Fear Of Al Qaeda Getting Nukes

Team Infidel

Forum Spin Doctor
New York Daily News
November 6, 2007 By James Gordon Meek, Daily News Washington Bureau
WASHINGTON — It’s unlikely a Pakistani nuclear missile will fall into Al Qaeda hands if President Gen. Pervez Musharraf is toppled, but the Bush administration can’t swear it won’t happen.
“You can never rule that out,” a U.S. official familiar with intelligence on Pakistan told the Daily News yesterday. “We view it as unlikely — at this point.”
Pakistan’s nuclear stockpile is under military control and estimates put it at between 24 and 100 ballistic missiles, many presumably aimed at India.

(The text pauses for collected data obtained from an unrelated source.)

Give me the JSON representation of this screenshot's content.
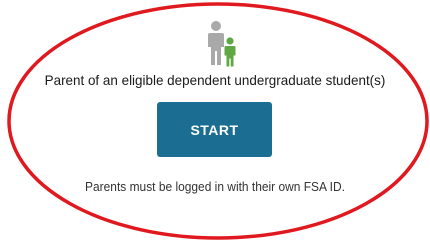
{
  "card": {
    "icon": "parent-child-icon",
    "title": "Parent of an eligible dependent undergraduate student(s)",
    "button_label": "START",
    "note": "Parents must be logged in with their own FSA ID."
  },
  "colors": {
    "button_bg": "#1b6e92",
    "annotation_ellipse": "#e0191f",
    "icon_parent": "#a9a9a9",
    "icon_child": "#5fa843"
  }
}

Even if Musharraf was killed or forced out, it “seems remote” that there would be a danger of the weapons falling into extremists’ hands, agreed exCIA Pakistan station chief Robert Grenier.
“Is there a near-term worry? I would say no,” said Grenier, now with the security firm Kroll.
Concerns were raised when Musharraf declared a state of emergency last week and imposed a form of martial law. Pakistan is the birthplace of Al Qaeda and is the likely hiding place of Osama Bin Laden, who has tried to acquire a nuclear bomb.
As for whether the U.S. could secure missile sites using special forces— or even locate them all — if the crisis deepened, Grenier said, “I wouldn’t bet on it.”
Musharraf’s weakening hold on power has “everyone worried,” said Vincent Cannistraro, another former CIA official.
Benazir Bhutto, who returned from exile to share power with him, told CNN yesterday that safeguards over the nuclear stockpile “could weaken” because of the political chaos. Another top Pakistani official told The News that losing control of even a single missile is as remote as “a giant asteroid hitting the Earth.”
In recent years, Musharraf’s regime has moved to solidify command and control over the nuclear deterrent so that no one official is in charge of it, including the president, sources said.